In a year, we looked like we had both gone through puberty.  My body filled out some, my hair grew, and I sprouted a few inches.  But for Maurice, the change was so much more dramatic.  He had always been smaller than me but he grew tall, he filled out into what a normal 18-year-old man would look like, his face became all angled losing its roundness.  I wasn’t alone in noticing.  I would catch both the butcher’s widow and the daughter Annabel admiring him.  I knew it was trouble but I too had an admirer in the butcher’s son Lucas and I was unwilling to give him up.  Being able to sit and talk, to have eyes stare into yours kindly as you spoke about faraway places, eyes wide with wonder and emotion, it was what we had never had.

Even with us growing up, maturing, Maurice and I still felt very much like one.  Maybe that is why we felt so much for the Butcher’s children.  Maurice’s infatuation with Annabel fed mine for Lucas and vice versa.  We would even share experiences back then, intense ones.  It was a strange and wonderful thing when I awoke one evening to feel Maurice receiving a kiss from Annabel as he awoke.  The wonder was followed by fear as I heard her call him her “Dark Angel,” a term she repeated as if knowing exactly what it meant. 

With that kiss, everything changed.  A wall went up between us as I urged him for us to move on, that it wasn’t safe anymore for us nor the family.  Maurice refused to leave and I had misundertsood why.  The family had become dependant upon us and I knew he felt strangely honor-bound to provide for them.  And his feelings for Annabel were complicated.  I think he knew before I did that she was ill; he struggled to decide what to do.  But before we could decide, both Annabel and Lucas succumbed and they were both slipping away.  

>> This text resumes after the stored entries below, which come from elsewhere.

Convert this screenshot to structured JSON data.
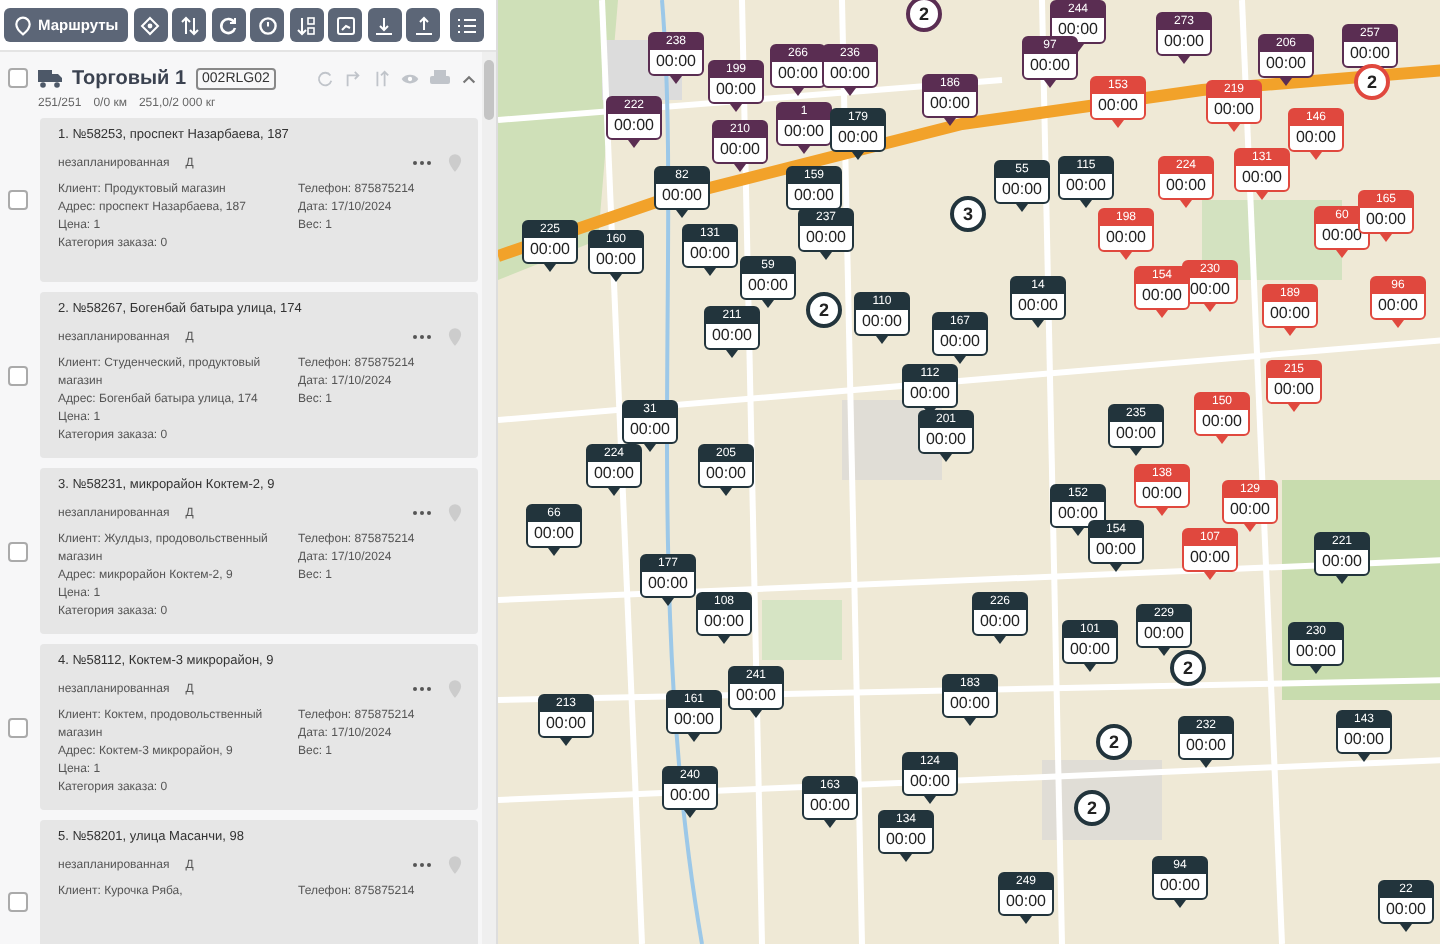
{
  "toolbar": {
    "routes_button": "Маршруты"
  },
  "route": {
    "name": "Торговый 1",
    "code": "002RLG02",
    "checked": false,
    "expanded": true,
    "stats": [
      "251/251",
      "0/0 км",
      "251,0/2 000 кг"
    ]
  },
  "orders": [
    {
      "title": "1. №58253, проспект Назарбаева, 187",
      "status": "незапланированная",
      "tag": "Д",
      "checked": false,
      "left": [
        "Клиент: Продуктовый магазин",
        "Адрес: проспект Назарбаева, 187",
        "Цена: 1",
        "Категория заказа: 0"
      ],
      "right": [
        "Телефон: 875875214",
        "Дата: 17/10/2024",
        "Вес: 1"
      ]
    },
    {
      "title": "2. №58267, Богенбай батыра улица, 174",
      "status": "незапланированная",
      "tag": "Д",
      "checked": false,
      "left": [
        "Клиент: Студенческий, продуктовый магазин",
        "Адрес: Богенбай батыра улица, 174",
        "Цена: 1",
        "Категория заказа: 0"
      ],
      "right": [
        "Телефон: 875875214",
        "Дата: 17/10/2024",
        "Вес: 1"
      ]
    },
    {
      "title": "3. №58231, микрорайон Коктем-2, 9",
      "status": "незапланированная",
      "tag": "Д",
      "checked": false,
      "left": [
        "Клиент: Жулдыз, продовольственный магазин",
        "Адрес: микрорайон Коктем-2, 9",
        "Цена: 1",
        "Категория заказа: 0"
      ],
      "right": [
        "Телефон: 875875214",
        "Дата: 17/10/2024",
        "Вес: 1"
      ]
    },
    {
      "title": "4. №58112, Коктем-3 микрорайон, 9",
      "status": "незапланированная",
      "tag": "Д",
      "checked": false,
      "left": [
        "Клиент: Коктем, продовольственный магазин",
        "Адрес: Коктем-3 микрорайон, 9",
        "Цена: 1",
        "Категория заказа: 0"
      ],
      "right": [
        "Телефон: 875875214",
        "Дата: 17/10/2024",
        "Вес: 1"
      ]
    },
    {
      "title": "5. №58201, улица Масанчи, 98",
      "status": "незапланированная",
      "tag": "Д",
      "checked": false,
      "left": [
        "Клиент: Курочка Ряба,"
      ],
      "right": [
        "Телефон: 875875214"
      ]
    }
  ],
  "map": {
    "markers": [
      {
        "number": "238",
        "time": "00:00",
        "color": "#5a2d52"
      },
      {
        "number": "222",
        "time": "00:00",
        "color": "#5a2d52"
      },
      {
        "number": "199",
        "time": "00:00",
        "color": "#5a2d52"
      },
      {
        "number": "210",
        "time": "00:00",
        "color": "#5a2d52"
      },
      {
        "number": "266",
        "time": "00:00",
        "color": "#5a2d52"
      },
      {
        "number": "236",
        "time": "00:00",
        "color": "#5a2d52"
      },
      {
        "number": "1",
        "time": "00:00",
        "color": "#5a2d52"
      },
      {
        "number": "186",
        "time": "00:00",
        "color": "#5a2d52"
      },
      {
        "number": "244",
        "time": "00:00",
        "color": "#5a2d52"
      },
      {
        "number": "97",
        "time": "00:00",
        "color": "#5a2d52"
      },
      {
        "number": "273",
        "time": "00:00",
        "color": "#5a2d52"
      },
      {
        "number": "206",
        "time": "00:00",
        "color": "#5a2d52"
      },
      {
        "number": "257",
        "time": "00:00",
        "color": "#5a2d52"
      },
      {
        "number": "179",
        "time": "00:00",
        "color": "#22343c"
      },
      {
        "number": "82",
        "time": "00:00",
        "color": "#22343c"
      },
      {
        "number": "159",
        "time": "00:00",
        "color": "#22343c"
      },
      {
        "number": "225",
        "time": "00:00",
        "color": "#22343c"
      },
      {
        "number": "160",
        "time": "00:00",
        "color": "#22343c"
      },
      {
        "number": "131",
        "time": "00:00",
        "color": "#22343c"
      },
      {
        "number": "59",
        "time": "00:00",
        "color": "#22343c"
      },
      {
        "number": "237",
        "time": "00:00",
        "color": "#22343c"
      },
      {
        "number": "55",
        "time": "00:00",
        "color": "#22343c"
      },
      {
        "number": "115",
        "time": "00:00",
        "color": "#22343c"
      },
      {
        "number": "14",
        "time": "00:00",
        "color": "#22343c"
      },
      {
        "number": "211",
        "time": "00:00",
        "color": "#22343c"
      },
      {
        "number": "110",
        "time": "00:00",
        "color": "#22343c"
      },
      {
        "number": "167",
        "time": "00:00",
        "color": "#22343c"
      },
      {
        "number": "112",
        "time": "00:00",
        "color": "#22343c"
      },
      {
        "number": "31",
        "time": "00:00",
        "color": "#22343c"
      },
      {
        "number": "224",
        "time": "00:00",
        "color": "#22343c"
      },
      {
        "number": "205",
        "time": "00:00",
        "color": "#22343c"
      },
      {
        "number": "201",
        "time": "00:00",
        "color": "#22343c"
      },
      {
        "number": "235",
        "time": "00:00",
        "color": "#22343c"
      },
      {
        "number": "152",
        "time": "00:00",
        "color": "#22343c"
      },
      {
        "number": "154",
        "time": "00:00",
        "color": "#22343c"
      },
      {
        "number": "221",
        "time": "00:00",
        "color": "#22343c"
      },
      {
        "number": "229",
        "time": "00:00",
        "color": "#22343c"
      },
      {
        "number": "230",
        "time": "00:00",
        "color": "#22343c"
      },
      {
        "number": "143",
        "time": "00:00",
        "color": "#22343c"
      },
      {
        "number": "124",
        "time": "00:00",
        "color": "#22343c"
      },
      {
        "number": "163",
        "time": "00:00",
        "color": "#22343c"
      },
      {
        "number": "134",
        "time": "00:00",
        "color": "#22343c"
      },
      {
        "number": "249",
        "time": "00:00",
        "color": "#22343c"
      },
      {
        "number": "94",
        "time": "00:00",
        "color": "#22343c"
      },
      {
        "number": "66",
        "time": "00:00",
        "color": "#22343c"
      },
      {
        "number": "177",
        "time": "00:00",
        "color": "#22343c"
      },
      {
        "number": "108",
        "time": "00:00",
        "color": "#22343c"
      },
      {
        "number": "241",
        "time": "00:00",
        "color": "#22343c"
      },
      {
        "number": "232",
        "time": "00:00",
        "color": "#22343c"
      },
      {
        "number": "153",
        "time": "00:00",
        "color": "#e0483e"
      },
      {
        "number": "219",
        "time": "00:00",
        "color": "#e0483e"
      },
      {
        "number": "146",
        "time": "00:00",
        "color": "#e0483e"
      },
      {
        "number": "198",
        "time": "00:00",
        "color": "#e0483e"
      },
      {
        "number": "224",
        "time": "00:00",
        "color": "#e0483e"
      },
      {
        "number": "131",
        "time": "00:00",
        "color": "#e0483e"
      },
      {
        "number": "60",
        "time": "00:00",
        "color": "#e0483e"
      },
      {
        "number": "165",
        "time": "00:00",
        "color": "#e0483e"
      },
      {
        "number": "230",
        "time": "00:00",
        "color": "#e0483e"
      },
      {
        "number": "154",
        "time": "00:00",
        "color": "#e0483e"
      },
      {
        "number": "96",
        "time": "00:00",
        "color": "#e0483e"
      },
      {
        "number": "189",
        "time": "00:00",
        "color": "#e0483e"
      },
      {
        "number": "150",
        "time": "00:00",
        "color": "#e0483e"
      },
      {
        "number": "215",
        "time": "00:00",
        "color": "#e0483e"
      },
      {
        "number": "138",
        "time": "00:00",
        "color": "#e0483e"
      },
      {
        "number": "129",
        "time": "00:00",
        "color": "#e0483e"
      },
      {
        "number": "107",
        "time": "00:00",
        "color": "#e0483e"
      },
      {
        "number": "213",
        "time": "00:00",
        "color": "#22343c"
      },
      {
        "number": "161",
        "time": "00:00",
        "color": "#22343c"
      },
      {
        "number": "240",
        "time": "00:00",
        "color": "#22343c"
      },
      {
        "number": "183",
        "time": "00:00",
        "color": "#22343c"
      },
      {
        "number": "226",
        "time": "00:00",
        "color": "#22343c"
      },
      {
        "number": "101",
        "time": "00:00",
        "color": "#22343c"
      },
      {
        "number": "22",
        "time": "00:00",
        "color": "#22343c"
      }
    ],
    "clusters": [
      {
        "count": "2",
        "color": "#5a2d52"
      },
      {
        "count": "2",
        "color": "#e0483e"
      },
      {
        "count": "3",
        "color": "#22343c"
      },
      {
        "count": "2",
        "color": "#22343c"
      },
      {
        "count": "2",
        "color": "#22343c"
      },
      {
        "count": "2",
        "color": "#22343c"
      },
      {
        "count": "2",
        "color": "#22343c"
      }
    ]
  }
}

I didn’t know that Maurice had tried to turn Annabel until she lay screaming hours later.  He probably hadn’t even been unaware what he had done.  Whether by bite or by kiss, he’d infected her but his fluids did not have the strength to turn her completely.  She remained in horrifying pain for hours.  Whether her mother knew it was from the illness or something else, I never knew.  I never blamed Maurice because I had harbored the same dark thought about Lucas.  Sitting there watching my first love waste away, I had come to a similar resolve.  But it was Maurice who paid the price for acting first.  It was because Annabel had been sick first I suppose.

We all huddled around her bed, all of us, one dark arm of the family, one light.  Maurice held her and she spoke soft words to him before she sank unconscious and finally slipped away.  Her brother did not last into the evening of the next day.  The three of us, Maurice, me, and their mother cried together.  It was then that she knew that we were not human children.  Still, she had just lost her own children and so beset by the anguish of losing her whole family in the course of months, she adopted us.  She had squirreled away most of the money from the thriving shop and she decided we would move on West, get away from the city that had cost her one family.

As we traveled, I took Annabel’s name, Maurice took Lucas’s.  It was the first of our false identities in the New World with our first daytime companion.  The more we opened up to her and told her of our lives, the more determined she became to find a new safe place for us.  West, she said.  She did everything for us as we traveled, heading slowly west as far as the trains would take us.

Her name was Caroline.  And I learned that she had been Maurice’s first love.